I'll run rank 14 while I  go get a bite to eat, but I think I'll stop there for now.

Here is rank 14:
 Total fraction: 1237/2002
Calculation Time: 520.9499999999971     // 8 minutes 41 seconds..  the next rank, 17, will be a lot more

[phillip1882]

unfortunately, not sure that works.

rank 22 for example adds new values to the mix, while rank 16 does not.

[Kharakov]

unfortunately, not sure that works.

rank 22 for example adds new values to the mix, while rank 16 does not.

Hey Phillip, been doing a 3d Mandelbrot formula over at fractalforums so I missed your reply. Anyways-

 

It works, checked it by adding in the intersecting ranks (such as 9,6,10, etc.), and it adds nothing for them (which makes sense).

 

You need to consider that it only checks whether a number is included, not what rank adds it, so if an earlier rank adds the number, it won't check it again (so for rank 16, which is covered by rank 4 (I believe), it doesn't add anything in when calculating fractions).

 

It does more or less (pseudo) exponentially increase in amount of calculations needed as we increase ranks, which limits the formula's use (until quantum computers are as common as cellphones).

[Don Blazys]

Here's an idea.

 

I work at a high school, and am friends with some of the teachers in

the science, mathematics and computer departments.

I might be able to talk one of them into conducting an "experiment"

whereby an older, out of use computer is programmed to count the

non-trivial polygonals and simply left running, day after day,

week after week, month after month, year after year...

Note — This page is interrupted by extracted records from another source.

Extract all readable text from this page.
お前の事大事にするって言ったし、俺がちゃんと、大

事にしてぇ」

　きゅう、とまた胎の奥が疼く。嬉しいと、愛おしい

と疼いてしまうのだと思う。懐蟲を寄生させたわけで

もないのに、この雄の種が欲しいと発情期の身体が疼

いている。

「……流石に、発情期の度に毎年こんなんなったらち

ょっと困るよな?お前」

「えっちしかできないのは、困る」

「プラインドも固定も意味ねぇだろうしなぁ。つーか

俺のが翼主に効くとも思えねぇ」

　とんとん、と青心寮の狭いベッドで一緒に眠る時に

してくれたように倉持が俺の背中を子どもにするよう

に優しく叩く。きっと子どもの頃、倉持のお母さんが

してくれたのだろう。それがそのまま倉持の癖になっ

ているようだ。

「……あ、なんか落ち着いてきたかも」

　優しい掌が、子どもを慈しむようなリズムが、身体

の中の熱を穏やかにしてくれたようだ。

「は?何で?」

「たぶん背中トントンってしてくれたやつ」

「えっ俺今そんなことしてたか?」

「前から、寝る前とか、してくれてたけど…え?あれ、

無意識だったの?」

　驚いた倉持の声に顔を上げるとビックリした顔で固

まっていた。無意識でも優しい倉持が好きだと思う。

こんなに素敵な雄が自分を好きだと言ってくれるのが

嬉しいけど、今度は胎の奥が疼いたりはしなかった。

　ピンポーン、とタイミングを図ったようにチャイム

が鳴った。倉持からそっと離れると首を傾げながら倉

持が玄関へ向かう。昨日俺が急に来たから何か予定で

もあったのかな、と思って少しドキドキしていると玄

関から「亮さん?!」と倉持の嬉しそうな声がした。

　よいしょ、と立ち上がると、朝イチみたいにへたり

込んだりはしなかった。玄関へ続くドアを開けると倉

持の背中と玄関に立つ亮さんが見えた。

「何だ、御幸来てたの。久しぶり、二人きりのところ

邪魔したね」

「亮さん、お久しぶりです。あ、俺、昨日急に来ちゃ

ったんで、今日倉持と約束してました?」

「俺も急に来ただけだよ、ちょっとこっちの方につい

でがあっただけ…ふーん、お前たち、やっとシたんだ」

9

well, you get the picture.

 

Here are some questions that I hope you can answer.

 

1) How much "extra memory" would the computer require,

and can such extra memory be purchased for a reasonable price?

 

2) How long would it take to get to [math]\varpi(10^{13})[/math]

using, say, a "Dell Optiplex 760" ?

 

3) Would the above mentioned computer (or a similar model)

"overheat" or otherwise "suffer" if left running continuously

for a very long period of time?

Would it need to "rest" periodically, and if so,

would such rest periods be possible without losing or somehow

"corrupting" all the data and information previously gathered?

 

4) Would anyone in this forum be willing to work with

one of our teachers and help him or her with the coding,

programming and other essentials and details necessary

to get such a project started, sustained and maintained?

 

5) Are there any other important considerations that

need to be taken into account before I consider

approaching some of our staff with such a project?

 

Don.

[phillip1882]

hey don,

1) it depends on the algorithm. you could modify mine slightly to not use very much memory at all.

2) assuming the latest one (core 2 duo) on my pc, Pentium 4, it got to 10^8 in 190 seconds, the core 2 duo is roughly 80% faster, so assuming 10^13 took 19,000,000 seconds, or 213 days, the core 2 duo would take 43 days.

3) probably not, computers are well designed for heat generally, as long as you have good air flow.

4) sure, I'd love to.

5) just to let you know i am getting a pretty beefy CPU for Christmas, so such a project may be unnecessary.